Uno degli scogli più difficili da superare nella storia dei trapianti d’organo è stata la consapevolezza della morte cerebrale, condizione ormai condivisa da tutte le comunità scientifiche, come momento di fine vita per dar vita all’operazione di espianto degli organi. In questi casi il corpo sembra essere in vita, a cuore battente, ma è sostenuto da una respirazione indotta artificialmente, per mantenere sani gli organi da trapiantare. Ma oggi qualcosa può cambiare il corso della storia. In Inghilterra è stato eseguito un trapianto di cuore, prelevato da un corpo senza vita (a cuore fermo) e inserito nella cavità toracica di un cittadino che mostra orgoglioso, alle telecamere della BBC, la cicatrice sul petto, sotto la quale batte un cuore nuovo.
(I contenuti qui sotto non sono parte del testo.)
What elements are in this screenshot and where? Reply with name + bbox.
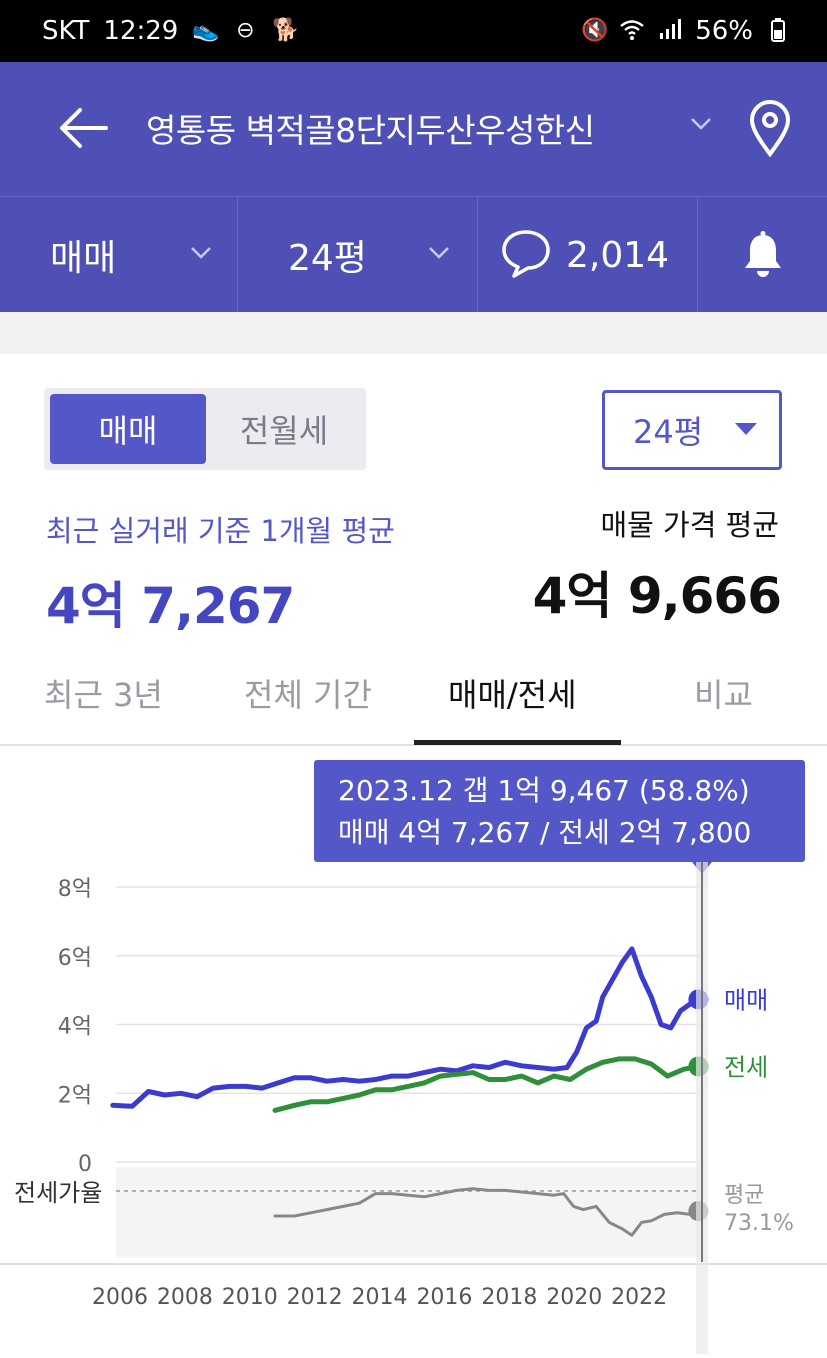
tab-recent-3y[interactable]: 최근 3년 [44, 676, 163, 714]
tooltip-gap-line: 2023.12 갭 1억 9,467 (58.8%) [338, 774, 750, 807]
signal-icon [657, 18, 683, 44]
size-label: 24평 [288, 238, 367, 279]
back-arrow-icon[interactable] [58, 100, 110, 156]
tooltip-price-line: 매매 4억 7,267 / 전세 2억 7,800 [338, 816, 752, 849]
size-select[interactable]: 24평 [238, 197, 478, 313]
comment-count: 2,014 [566, 234, 670, 276]
trade-toggle: 매매 전월세 [44, 388, 366, 470]
x-tick-label: 2018 [481, 1285, 537, 1310]
series-label-jeonse: 전세 [724, 1053, 768, 1081]
y-tick-label: 6억 [58, 946, 92, 971]
listing-avg-value: 4억 9,666 [532, 567, 782, 625]
x-tick-label: 2016 [416, 1285, 472, 1310]
x-tick-label: 2006 [92, 1285, 148, 1310]
ratio-label: 전세가율 [14, 1179, 102, 1207]
recent-avg-value: 4억 7,267 [46, 577, 295, 635]
carrier: SKT [42, 16, 90, 46]
toggle-rent[interactable]: 전월세 [239, 412, 329, 450]
recent-avg-label: 최근 실거래 기준 1개월 평균 [46, 514, 395, 548]
wifi-icon [619, 18, 645, 44]
listing-avg-label: 매물 가격 평균 [600, 508, 779, 542]
x-tick-label: 2014 [352, 1285, 408, 1310]
dog-icon: 🐕 [272, 18, 300, 43]
comments-button[interactable]: 2,014 [478, 197, 698, 313]
trade-type-label: 매매 [50, 238, 117, 279]
y-tick-label: 4억 [58, 1015, 92, 1040]
battery-icon [765, 18, 791, 44]
app-header: 영통동 벽적골8단지두산우성한신 [0, 62, 827, 196]
y-tick-label: 2억 [58, 1083, 92, 1108]
x-tick-label: 2010 [222, 1285, 278, 1310]
battery-level: 56% [695, 16, 753, 46]
chevron-down-icon [428, 241, 450, 266]
filter-bar: 매매 24평 2,014 [0, 196, 827, 313]
trade-type-select[interactable]: 매매 [0, 197, 238, 313]
y-tick-label: 8억 [58, 877, 92, 902]
x-tick-label: 2012 [287, 1285, 343, 1310]
size-dropdown[interactable]: 24평 [602, 390, 782, 470]
ratio-average-value: 73.1% [724, 1211, 794, 1236]
toggle-sale[interactable]: 매매 [50, 394, 206, 464]
x-tick-label: 2022 [611, 1285, 667, 1310]
period-tabs: 최근 3년 전체 기간 매매/전세 비교 [0, 650, 827, 746]
section-divider [0, 312, 827, 354]
series-line-0 [110, 946, 701, 1109]
size-dropdown-label: 24평 [633, 413, 704, 451]
chart-tooltip: 2023.12 갭 1억 9,467 (58.8%) 매매 4억 7,267 /… [314, 760, 805, 874]
bell-icon[interactable] [698, 197, 827, 313]
price-chart[interactable]: 8억 6억 4억 2억 0 2006 2008 2010 2012 2014 2016 2018 202… [0, 862, 827, 1354]
active-tab-indicator [414, 740, 621, 745]
ratio-average-label: 평균 [724, 1183, 764, 1208]
tab-all-period[interactable]: 전체 기간 [244, 676, 372, 714]
sneaker-icon: 👟 [192, 18, 220, 43]
chevron-down-icon [190, 241, 212, 266]
x-tick-label: 2020 [546, 1285, 602, 1310]
y-tick-label: 0 [78, 1152, 92, 1177]
do-not-disturb-icon: ⊖ [236, 18, 255, 43]
chevron-down-icon[interactable] [690, 112, 712, 137]
ratio-band-background [116, 1167, 700, 1257]
apartment-title[interactable]: 영통동 벽적골8단지두산우성한신 [146, 111, 595, 150]
series-label-sale: 매매 [724, 986, 768, 1014]
mute-icon: 🔇 [581, 18, 609, 43]
caret-down-icon [735, 423, 757, 435]
status-bar: SKT 12:29 👟 ⊖ 🐕 🔇 56% [0, 0, 827, 62]
chat-bubble-icon [500, 228, 552, 282]
clock: 12:29 [103, 16, 179, 46]
x-tick-label: 2008 [157, 1285, 213, 1310]
series-line-1 [272, 1056, 701, 1113]
tab-sale-jeonse[interactable]: 매매/전세 [448, 676, 577, 714]
map-pin-icon[interactable] [746, 98, 794, 158]
series-line-2 [273, 1187, 700, 1237]
tab-compare[interactable]: 비교 [694, 676, 753, 714]
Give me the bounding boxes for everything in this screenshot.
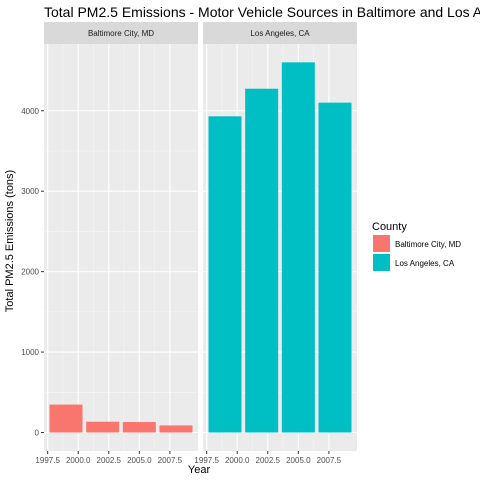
- x-tick-label: 2005.0: [127, 456, 152, 465]
- y-tick-label: 3000: [21, 187, 39, 196]
- legend-swatch: [373, 235, 390, 252]
- x-tick-label: 2000.0: [66, 456, 91, 465]
- facet-panel-1: Los Angeles, CA: [203, 22, 357, 451]
- bar: [281, 62, 315, 433]
- x-axis-label: Year: [188, 464, 211, 476]
- x-tick-label: 2007.5: [317, 456, 342, 465]
- y-tick-label: 4000: [21, 107, 39, 116]
- legend-entry-label: Baltimore City, MD: [395, 240, 461, 249]
- legend-title: County: [372, 221, 407, 233]
- bar: [208, 116, 242, 433]
- facet-strip-label: Los Angeles, CA: [250, 29, 310, 38]
- x-tick-label: 2002.5: [256, 456, 281, 465]
- bar: [49, 404, 83, 433]
- bar: [86, 421, 120, 433]
- legend-swatch: [373, 254, 390, 271]
- x-tick-label: 2002.5: [97, 456, 122, 465]
- facet-strip: [203, 22, 357, 44]
- y-tick-label: 1000: [21, 348, 39, 357]
- legend-entry-label: Los Angeles, CA: [395, 259, 455, 268]
- legend: County Baltimore City, MD Los Angeles, CA: [372, 221, 461, 271]
- bar: [318, 102, 352, 433]
- y-tick-label: 0: [35, 429, 40, 438]
- y-axis-label: Total PM2.5 Emissions (tons): [4, 170, 16, 312]
- x-tick-label: 2007.5: [158, 456, 183, 465]
- bar: [122, 422, 156, 433]
- bar: [159, 425, 193, 433]
- x-tick-label: 2005.0: [286, 456, 311, 465]
- facet-strip: [44, 22, 198, 44]
- panel-background: [44, 44, 198, 451]
- x-tick-label: 2000.0: [225, 456, 250, 465]
- facet-panel-0: Baltimore City, MD: [44, 22, 198, 451]
- x-tick-label: 1997.5: [194, 456, 219, 465]
- y-tick-label: 2000: [21, 268, 39, 277]
- chart-title: Total PM2.5 Emissions - Motor Vehicle So…: [44, 4, 480, 20]
- x-tick-label: 1997.5: [35, 456, 60, 465]
- facet-strip-label: Baltimore City, MD: [88, 29, 154, 38]
- bar: [245, 88, 279, 433]
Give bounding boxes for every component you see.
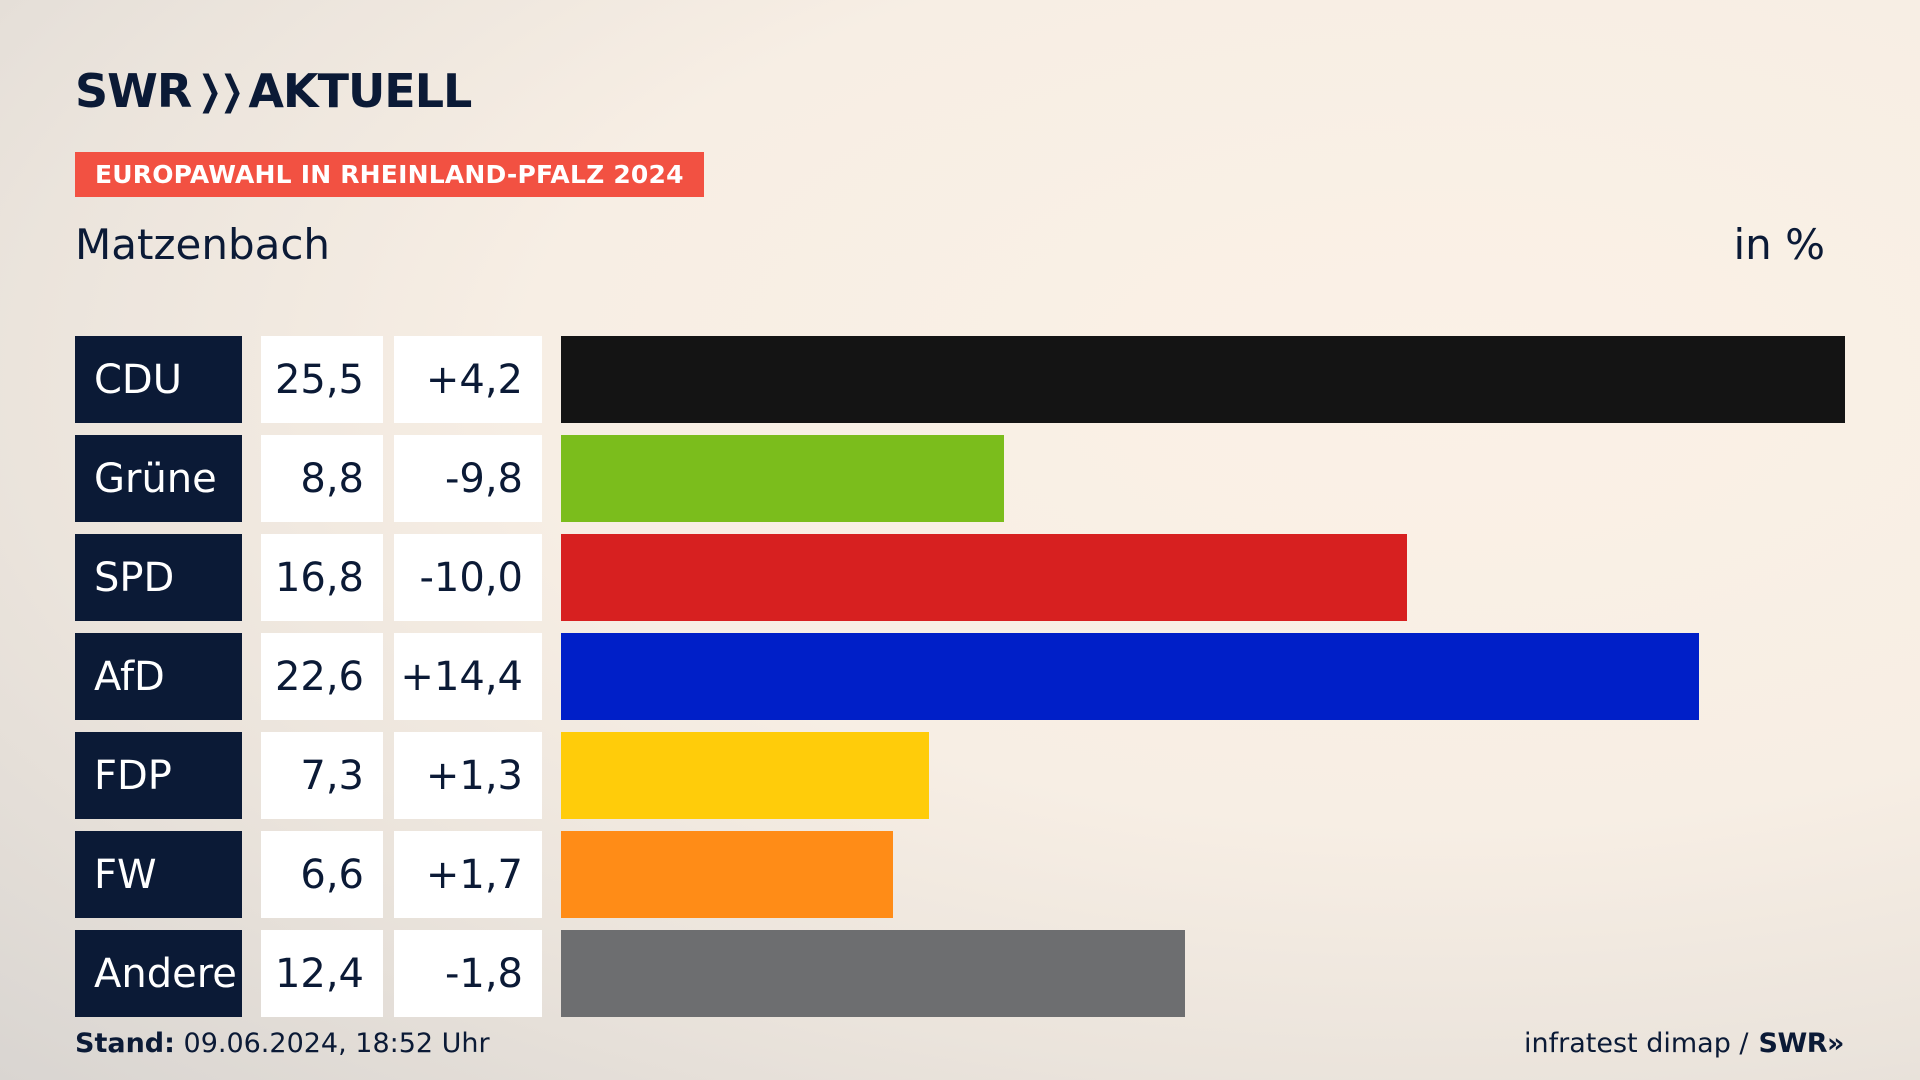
stand-label: Stand: [75, 1028, 175, 1059]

La notizia ha fatto il giro del mondo e le istituzioni pubbliche si stanno già domandando se la nuova modalità di intervento potrà incrementare il numero dei trapianti. In un incontro al Ministero della Salute i coordinatori regionali dei trapianti delle regioni italiane più impegnate in questo campo (Lombardia, Piemonte, Veneto, Emilia Romagna, Toscana, Lazio, Puglia) hanno fatto il punto della situazione, impegnandosi a portare avanti questa strada. “Ci sono due condizioni che possono permettere questo tipo di intervento – ha spiegato il dottor Sergio Vesconi, coordinatore dei trapianti per la Lombardia -: i casi non controllati cioè i decessi per morte improvvisa con arresto cardiaco dentro e fuori dall’ospedale, che non riprendono a vivere, oppure i controllati, cioè le persone ricoverate in rianimazione per le quali viene stabilito di sospendere l’attività di supporto farmacologico non essendoci possibilità di ripresa cerebrale. Soltanto quelli del primo caso, in Italia, possono diventare donatori di organi”.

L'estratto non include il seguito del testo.